Once an iterator’s `__next__()` method raises `StopIteration` , it must continue to do so on subsequent calls. Implementations that do not obey this property are deemed broken.

The following displays the broken behaviour-

``````counter = CutomerCounter()
for value in counter: print(value, end=', ')  # Out: 1, 2, 3, 4, 5, 6, ...
# this iterator should be exhausted!
counter2 = iter(counter)
# note that either counter or counter2 can be used as they are the same object
for value in counter: print(value, end=', ')  # Out: 1, 2, 3, 4, 5, 6, ...
``````

If `CustomerCounter` itself is an iterator then I believe it should be written like-

``````class CustomerCounter:

def __init__(self):
self.count = 0

def __iter__(self):
return self

def __next__(self):
if self.count < 100:
self.count += 1
return self.count
else:
raise StopIteration
``````

This at least has the behaviour of a typical iterator.

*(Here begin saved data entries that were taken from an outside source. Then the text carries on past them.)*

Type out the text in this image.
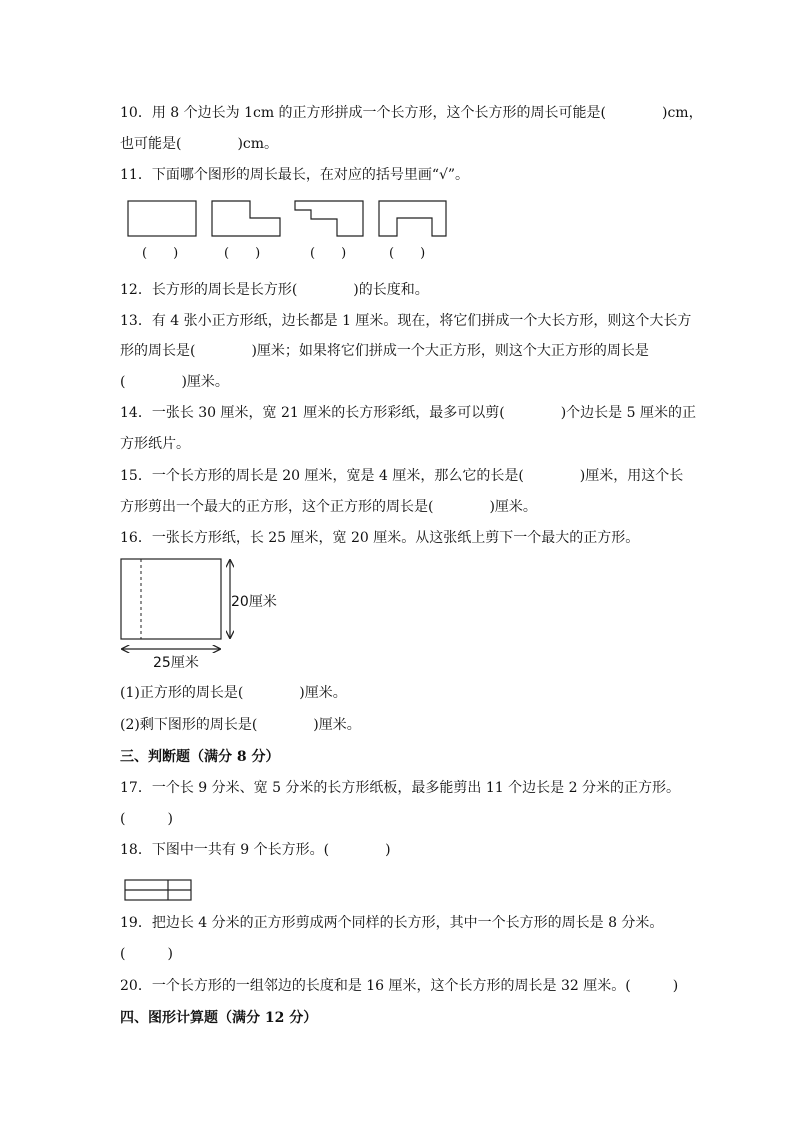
10．用 8 个边长为 1cm 的正方形拼成一个长方形，这个长方形的周长可能是(　　　　)cm，
也可能是(　　　　)cm。
11．下面哪个图形的周长最长，在对应的括号里画“√”。
(　　)	(　　)	(　　)	(　　)
12．长方形的周长是长方形(　　　　)的长度和。
13．有 4 张小正方形纸，边长都是 1 厘米。现在，将它们拼成一个大长方形，则这个大长方
形的周长是(　　　　)厘米；如果将它们拼成一个大正方形，则这个大正方形的周长是
(　　　　)厘米。
14．一张长 30 厘米，宽 21 厘米的长方形彩纸，最多可以剪(　　　　)个边长是 5 厘米的正
方形纸片。
15．一个长方形的周长是 20 厘米，宽是 4 厘米，那么它的长是(　　　　)厘米，用这个长
方形剪出一个最大的正方形，这个正方形的周长是(　　　　)厘米。
16．一张长方形纸，长 25 厘米，宽 20 厘米。从这张纸上剪下一个最大的正方形。
20厘米
25厘米
(1)正方形的周长是(　　　　)厘米。
(2)剩下图形的周长是(　　　　)厘米。
三、判断题（满分 8 分）
17．一个长 9 分米、宽 5 分米的长方形纸板，最多能剪出 11 个边长是 2 分米的正方形。
(　　　)
18．下图中一共有 9 个长方形。(　　　　)
19．把边长 4 分米的正方形剪成两个同样的长方形，其中一个长方形的周长是 8 分米。
(　　　)
20．一个长方形的一组邻边的长度和是 16 厘米，这个长方形的周长是 32 厘米。(　　　)
四、图形计算题（满分 12 分）
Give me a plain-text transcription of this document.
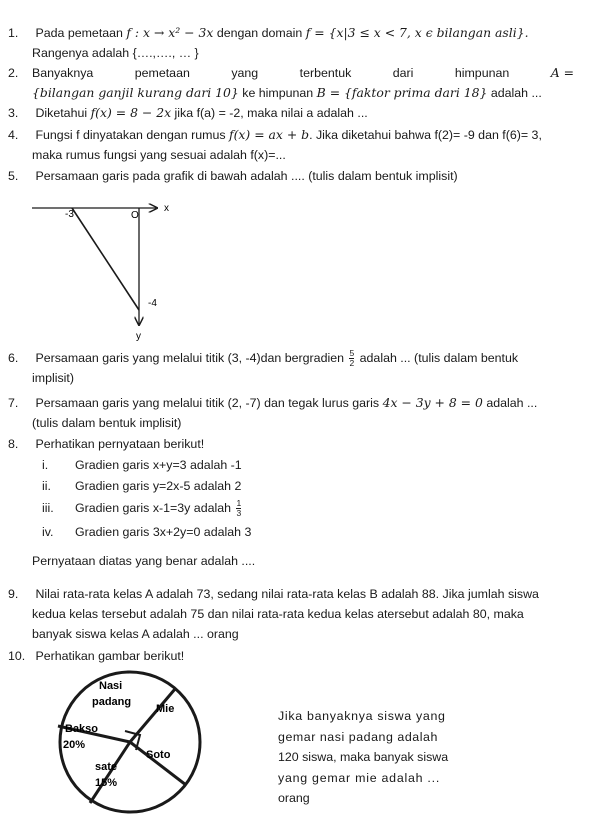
1. Pada pemetaan f : x → x² − 3x dengan domain f = {x|3 ≤ x < 7, x ϵ bilangan asli}.
Rangenya adalah {….,…., … }
2.	Banyaknya	pemetaan	yang	terbentuk	dari	himpunan	A =
{bilangan ganjil kurang dari 10} ke himpunan B = {faktor prima dari 18} adalah ...
3. Diketahui f(x) = 8 − 2x jika f(a) = -2, maka nilai a adalah ...
4. Fungsi f dinyatakan dengan rumus f(x) = ax + b. Jika diketahui bahwa f(2)= -9 dan f(6)= 3,
maka rumus fungsi yang sesuai adalah f(x)=...
5. Persamaan garis pada grafik di bawah adalah .... (tulis dalam bentuk implisit)
x
y
-3	O
-4
6. Persamaan garis yang melalui titik (3, -4)dan bergradien $\frac{5}{2}$ adalah ... (tulis dalam bentuk
implisit)
7. Persamaan garis yang melalui titik (2, -7) dan tegak lurus garis 4x − 3y + 8 = 0 adalah ...
(tulis dalam bentuk implisit)
8. Perhatikan pernyataan berikut!
i. Gradien garis x+y=3 adalah -1
ii. Gradien garis y=2x-5 adalah 2
iii. Gradien garis x-1=3y adalah $\frac{1}{3}$
iv. Gradien garis 3x+2y=0 adalah 3
Pernyataan diatas yang benar adalah ....
9. Nilai rata-rata kelas A adalah 73, sedang nilai rata-rata kelas B adalah 88. Jika jumlah siswa
kedua kelas tersebut adalah 75 dan nilai rata-rata kedua kelas atersebut adalah 80, maka
banyak siswa kelas A adalah ... orang
10. Perhatikan gambar berikut!
Nasi
padang
Mie
Bakso
20%
Soto
sate
15%
Jika banyaknya siswa yang
gemar nasi padang adalah
120 siswa, maka banyak siswa
yang gemar mie adalah ...
orang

Fortunately writing your own iterators is extremely uncommon since you can make use of either iterators for existing containers or if you really need customisation generators are absolutely perfect for this task.

2 Likes

Thank you! That actually makes a lot of sense. I guess it didn’t click that the value was only being initialized within the iteration protocol. Also thanks for the extra info, if i’m understanding this right, when instantiating an instance of the customer counter class once StopIteration has been reached it’ll never be able to iterate again.

1 Like

Since the `CustomerCounter` type is used as an iterator here I think that is entirely correct. There’s nothing stopping further new instances being created; you just shouldn’t reset an existing iterator object.

1 Like

Agreed! I’d love to see it revised to used best practices. I’d think at a minimum, you’d want two separate types, `Thing` and `ThingInterator`. I don’t see how an object can be its own iterator without running into problems like this… although maybe it’s possible if implemented differently?